At the first visit, Spevak reviews the completed forms, takes a detailed medical and psychiatric history, performs a brief mental status exam, and usually orders bloodwork. Typical labs include CBC, comprehensive metabolic panel, thyroid function (TSH, free T4), vitamin B12, folate, and iron studies. Some patients need sleep studies, EKGs, or referral to primary care to address identified medical issues before or alongside psychiatric medication.

He then recommends a medication plan or, if medical evaluation is needed first, defers the psychiatric prescription pending those results. Many patients describe the first appointment as thorough but time-consuming because he does not shortcut the workup.

Hours, location, and logistics

Spevak practices in a private office setting in Baltimore. Confirm his current address and hours directly with his office, as independent practices relocate or adjust schedules. Most Baltimore psychiatry practices operate Monday through Friday, 9 a.m. to 5 p.m., with limited or no weekend availability. Parking is typically street or lot parking; this varies by office location.
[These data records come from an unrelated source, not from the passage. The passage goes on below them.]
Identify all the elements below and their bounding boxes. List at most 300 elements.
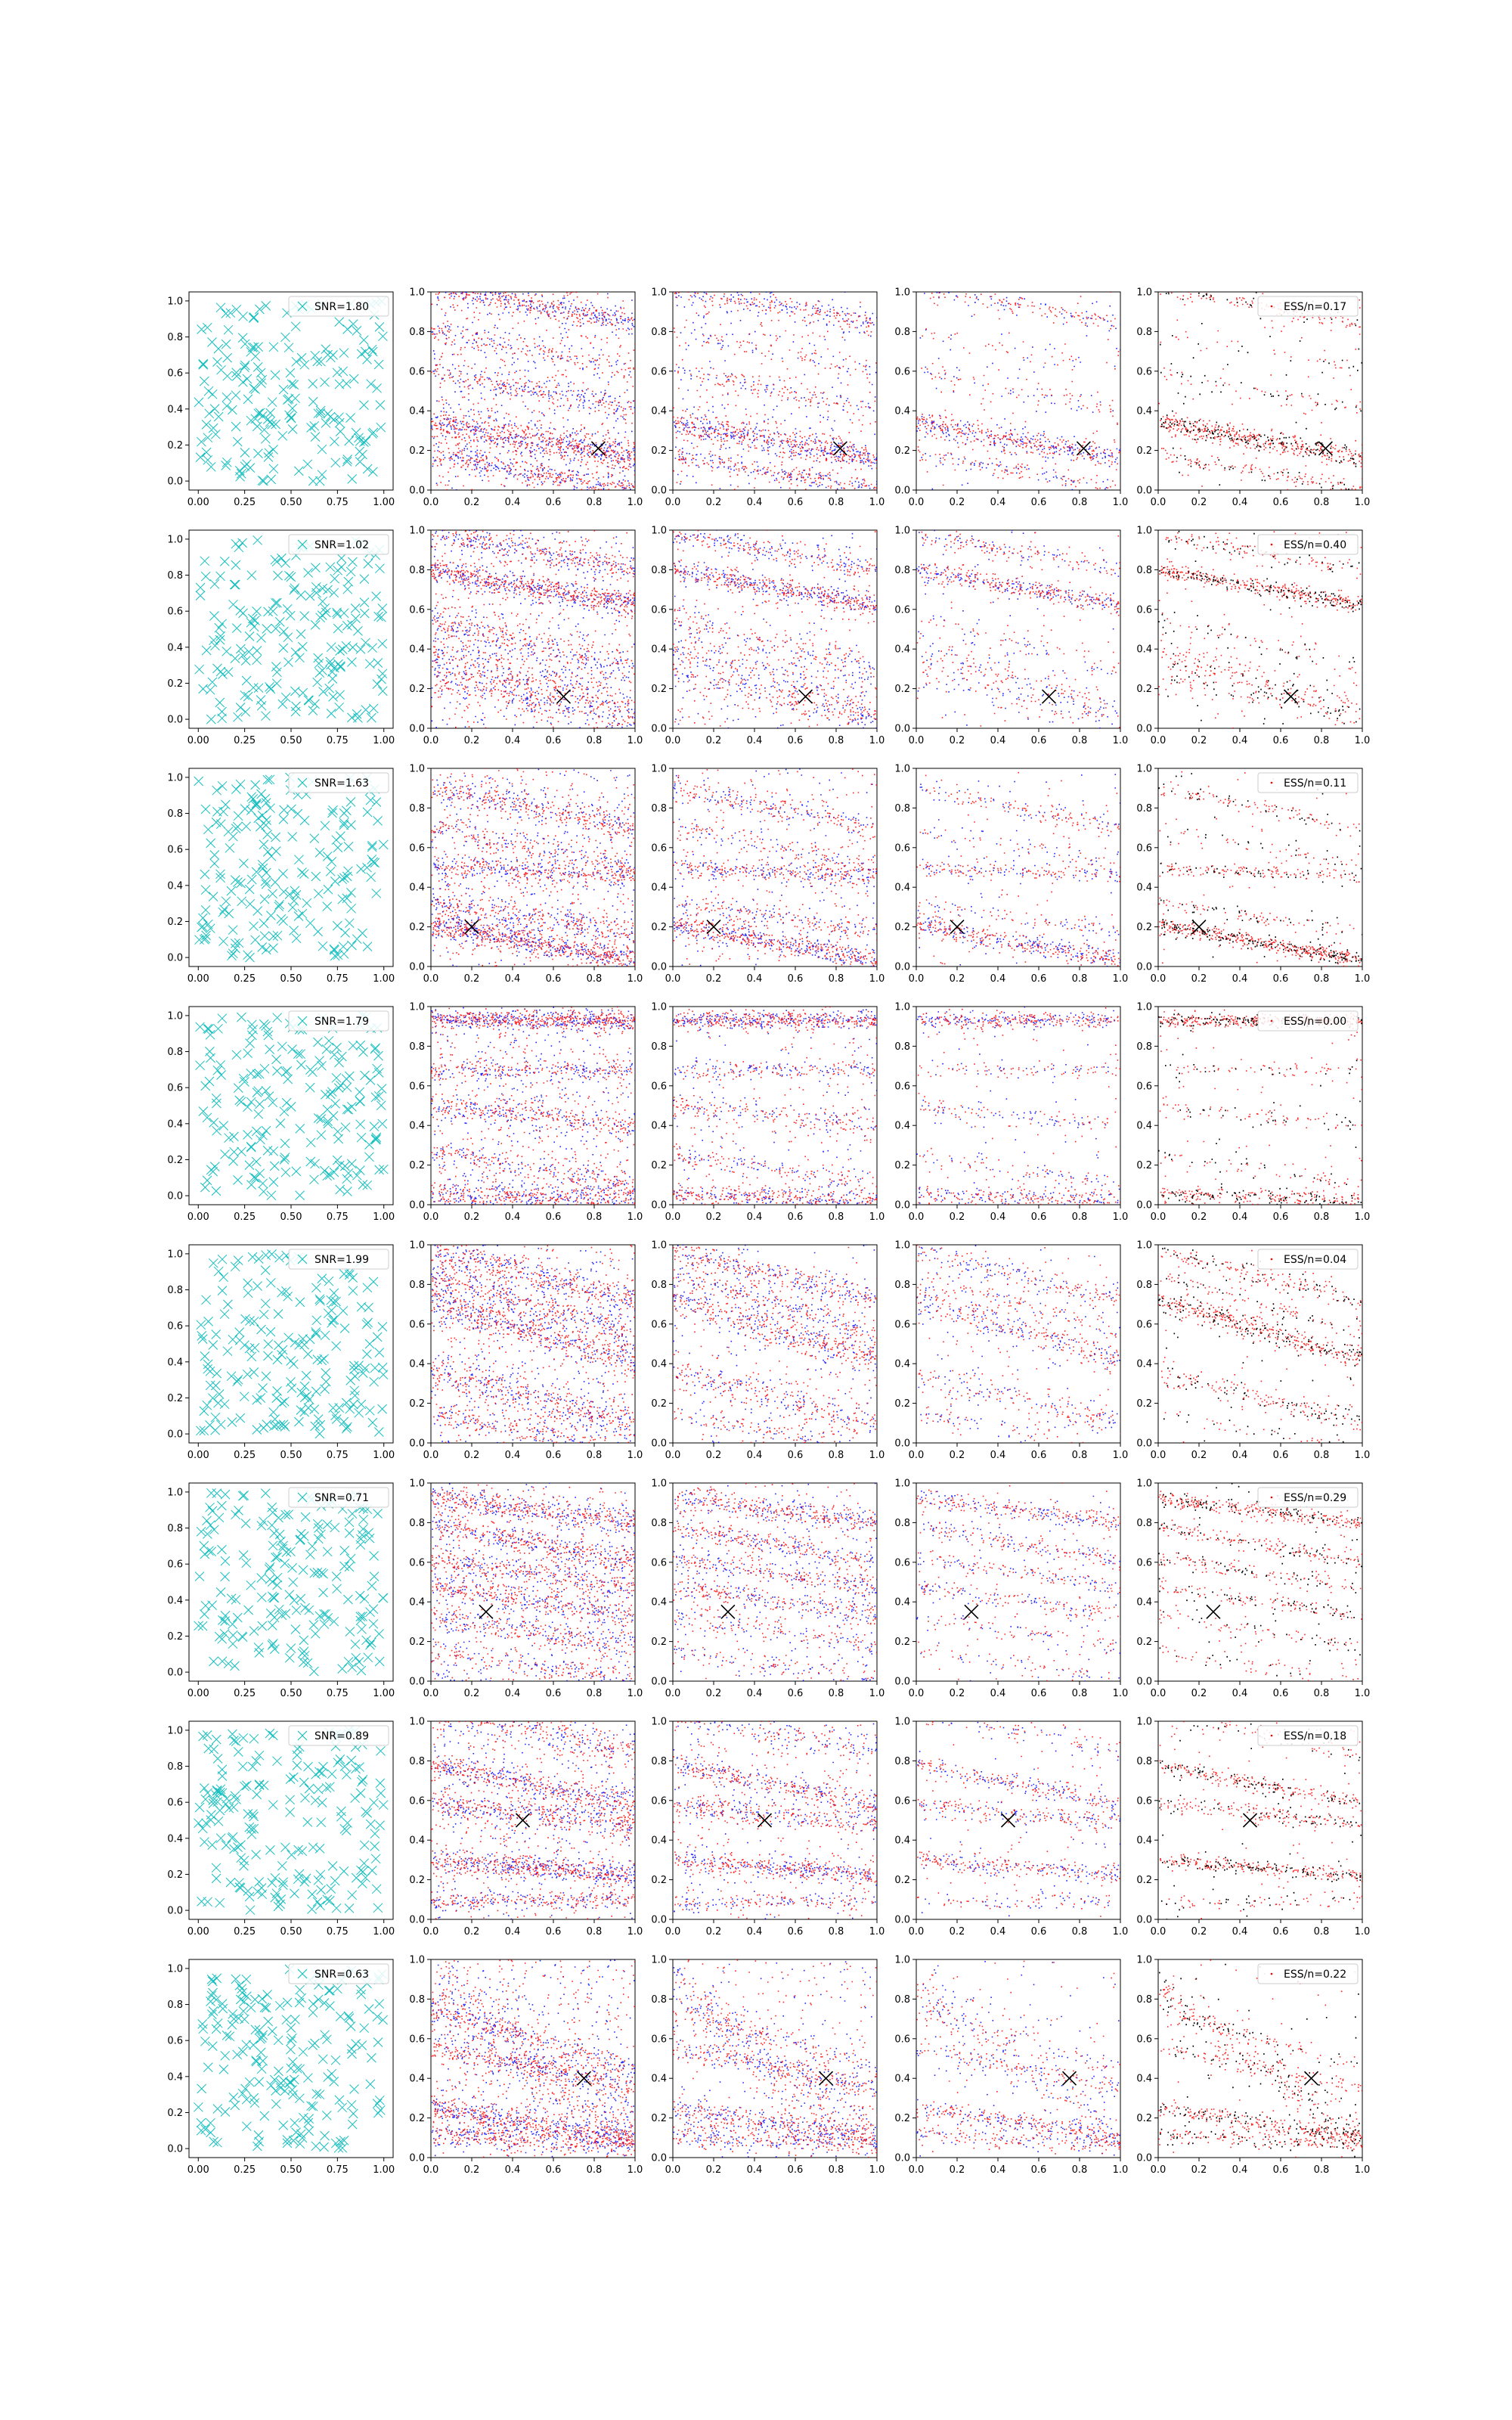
panel-r0-c0-xtick-label: 0.75 bbox=[326, 497, 349, 508]
panel-r0-c4-xtick-label: 0.4 bbox=[1232, 497, 1248, 508]
panel-r3-c3-ytick-label: 0.6 bbox=[894, 1081, 910, 1093]
panel-r3-c1-xtick-label: 0.4 bbox=[504, 1212, 521, 1223]
panel-r2-c1-xtick-label: 0.8 bbox=[586, 973, 603, 985]
panel-r7-c4-xtick-label: 0.2 bbox=[1191, 2164, 1207, 2176]
panel-r1-c4-ytick-label: 0.4 bbox=[1136, 644, 1152, 656]
panel-r0-c3-xtick-label: 0.0 bbox=[908, 497, 925, 508]
panel-r0-c4-xtick-label: 0.0 bbox=[1150, 497, 1167, 508]
panel-r7-c0-xtick-label: 0.50 bbox=[280, 2164, 302, 2176]
panel-r7-c1-ytick-label: 0.0 bbox=[409, 2152, 425, 2164]
panel-r0-c4-ytick-label: 0.4 bbox=[1136, 405, 1152, 417]
panel-r7-c0-ytick-label: 0.8 bbox=[167, 2000, 183, 2012]
panel-r2-c1-ytick-label: 0.0 bbox=[409, 961, 425, 973]
panel-r4-c0-xtick-label: 1.00 bbox=[373, 1450, 395, 1461]
panel-r4-c4-ytick-label: 0.4 bbox=[1136, 1358, 1152, 1370]
panel-r1-c3-ytick-label: 0.4 bbox=[894, 644, 910, 656]
panel-r0-c2-xtick-label: 0.2 bbox=[705, 497, 722, 508]
panel-r0-c4-legend-marker bbox=[1271, 306, 1273, 308]
panel-r7-c0-ytick-label: 1.0 bbox=[167, 1963, 183, 1975]
panel-r1-c0-xtick-label: 0.00 bbox=[187, 735, 209, 746]
panel-r6-c0-xtick-label: 0.75 bbox=[326, 1926, 349, 1938]
panel-r5-c3-ytick-label: 1.0 bbox=[894, 1478, 910, 1490]
panel-r0-c2-xtick-label: 0.6 bbox=[787, 497, 804, 508]
panel-r0-c4-ytick-label: 1.0 bbox=[1136, 287, 1152, 299]
panel-r1-c4-xtick-label: 1.0 bbox=[1354, 735, 1371, 746]
panel-r3-c0-xtick-label: 0.75 bbox=[326, 1212, 349, 1223]
panel-r3-c2-ytick-label: 0.0 bbox=[651, 1199, 667, 1212]
panel-r0-c2-xtick-label: 0.4 bbox=[746, 497, 763, 508]
panel-r0-c0-ytick-label: 0.6 bbox=[167, 368, 183, 380]
panel-r3-c1-ytick-label: 1.0 bbox=[409, 1001, 425, 1013]
panel-r1-c2-xtick-label: 0.2 bbox=[705, 735, 722, 746]
panel-r3-c1-ytick-label: 0.8 bbox=[409, 1041, 425, 1053]
panel-r3-c3-ytick-label: 1.0 bbox=[894, 1001, 910, 1013]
Telehealth availability has expanded post-COVID at many practices, but confirm whether Spevak offers remote visits for follow-ups (many psychiatrists do; some do not for medication starts).

Insurance: Verify your plan's coverage and whether Spevak is in-network before the first visit. Out-of-pocket costs for uninsured patients should be discussed with the office upfront.

For a city where psychiatric care is fragmented between hospital systems, community health centers, and private practice, Spevak fills a specific niche: the psychiatrist who treats the person, not just the diagnosis.